The second edition of Thérèse Raquin contains a preface, a defense of the scandalous novel, that I suspect Émile Zola had at the ready. He was a savvy character. "I am charmed to observe that my fellow writers have the sensitive nerves of young girls" - that's the general tone. Here's what he says he meant to do:
I chose to portray individuals existing under the sovereign dominion of their nerves and their blood, devoid of free will and drawn into every act of their lives by the inescapable promptings of their flesh. Thérèse and Laurent are human animals nothing more. In these animals I set out to trace, step by step, the hidden workings of the passions, the urges of instinct, and the derangements of the brain which follow on from a nervous crisis... There is a total absence of soul, as I will readily admit, for such was my intention.
Zola is a clinician, a writer in a lab coat, "a doctor lecturing to students about disease." Is Zola describing his own book adequately? Up to a point, Lord Copper. I've been trying to argue that side myself, for the last day or two. But.

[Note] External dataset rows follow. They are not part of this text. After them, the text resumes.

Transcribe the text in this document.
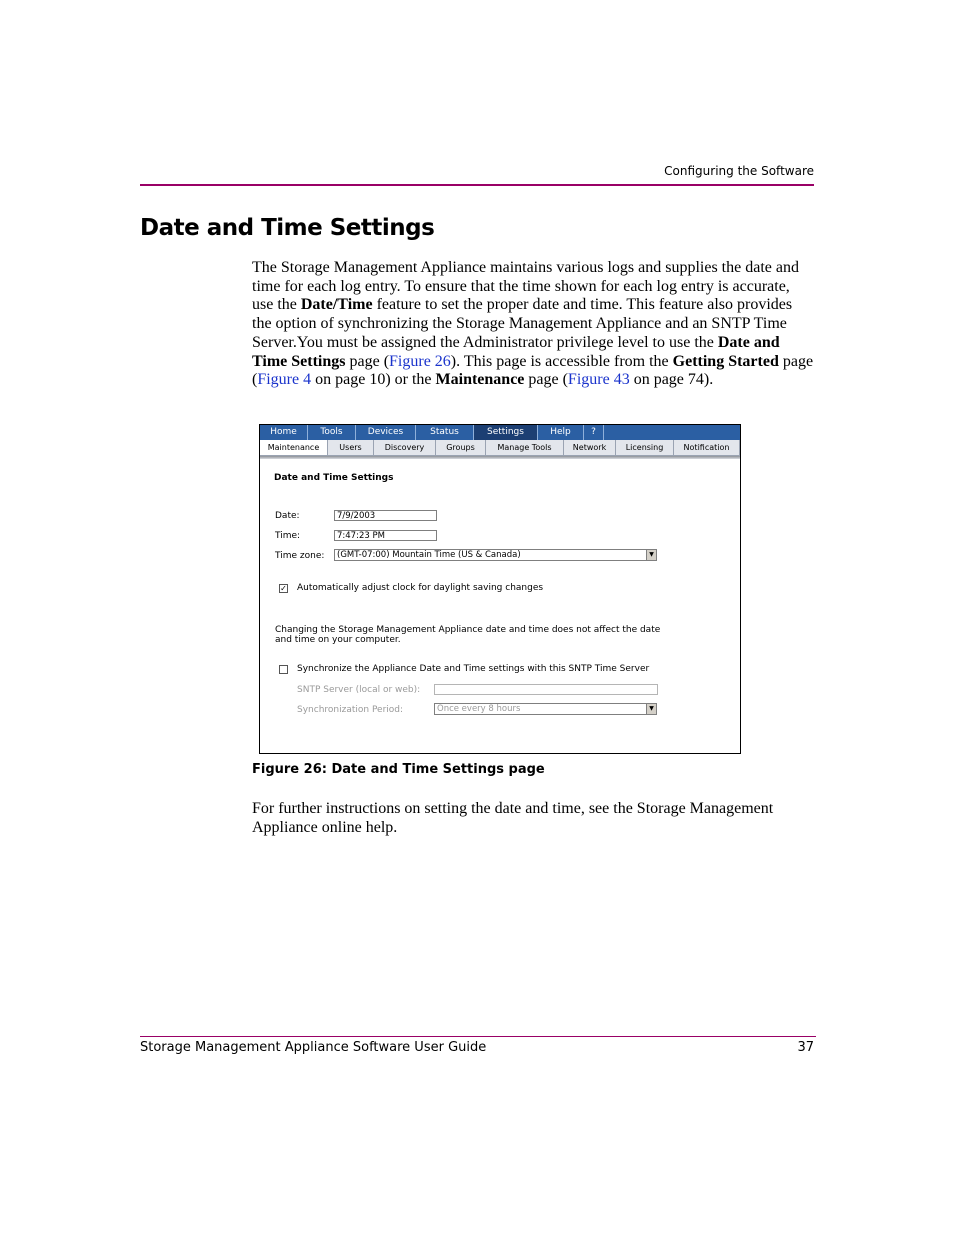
Configuring the Software
Date and Time Settings

The Storage Management Appliance maintains various logs and supplies the date and time for each log entry. To ensure that the time shown for each log entry is accurate, use the Date/Time feature to set the proper date and time. This feature also provides the option of synchronizing the Storage Management Appliance and an SNTP Time Server.You must be assigned the Administrator privilege level to use the Date and Time Settings page (Figure 26). This page is accessible from the Getting Started page (Figure 4 on page 10) or the Maintenance page (Figure 43 on page 74).

Home	Tools	Devices	Status	Settings	Help	?
Maintenance	Users	Discovery	Groups	Manage Tools	Network	Licensing	Notification
Date and Time Settings
Date:	7/9/2003
Time:	7:47:23 PM
Time zone:	(GMT-07:00) Mountain Time (US & Canada)	▼
✓ Automatically adjust clock for daylight saving changes
Changing the Storage Management Appliance date and time does not affect the date
and time on your computer.
Synchronize the Appliance Date and Time settings with this SNTP Time Server
SNTP Server (local or web):
Synchronization Period:	Once every 8 hours	▼
Figure 26: Date and Time Settings page

For further instructions on setting the date and time, see the Storage Management Appliance online help.

Storage Management Appliance Software User Guide	37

An adulterous couple murder the inconvenient husband and marry. However, they suffer from an "organic disorder" that in another novel would be called guilt, so even though they marry, they cannot have sex. Why not? Because they simultaneously hallucinate the decayed corpse of the dead man, right there in the bedroom, right between them in bed, every night. Both of them see and feel it. I'm not sure how the story, as opposed to the concept, would be different if there were a plain old ghost.
But no, this is science. The shared hallucinations are the result of "a kind of equilibrium between them based on the complementarity of their organisms." The woman's nerves are over-wrought, the man is in a "state of nervous hypersensitivity," like "a young girl suffering from an acute neurotic condition" (he's like one of the novel's critics!). When the narrator claims that "[t]heirs was the inept hypocrisy of two insane people," I was prepared to agree, although I am not sure what "inept hypocrisy" is:
It would be interesting to study the changes, determined by circumstances, which sometimes come about in certain organisms; these changes begin in the body but quickly communicate themselves to the brain, and thence to the whole individual.
All of this has been from Chapter XXII, about two-thirds of the way through the novel. The great climax of the dual hallucination theme comes in the next chapter, when the inept hypocrites simultaneously realize that they might be able to exorcise the ghost through sex:
They hugged each other in a horrible embrace. Pain and terror took the place of desire. When their limbs touched, they felt as if they had fallen on to a pile of glowing embers. They let out a scream and clung more tightly to each other, so as not to leave any room for the [murdered] man between their bodies. But they could still feel pieces of him squashed revoltingly between them, freezing their skin in some places while the rest of them was burning hot.
My guess is that, confronted with this passage, some readers will permanently excise Zola from their lifetime reading plan, while others will add him. That last sentence - "pieces of him squashed" and so on - not every writer will give you that! Thank goodness. And I'm not even going to get into the scar. The horrible pulsating scar!
None of this is science. None of this is based on close observation, or documentation, or any of the other attributes of Naturalism. This is all made up. Fiction. It's intense, repulsive, exciting, vivid, nuts. This is Expressionism, forty years in advance - emotions and images pushed to extremes, realism be damned. Or maybe it's just horror writing. It's effective. But natural, or Natural? Émile, I'm on to you.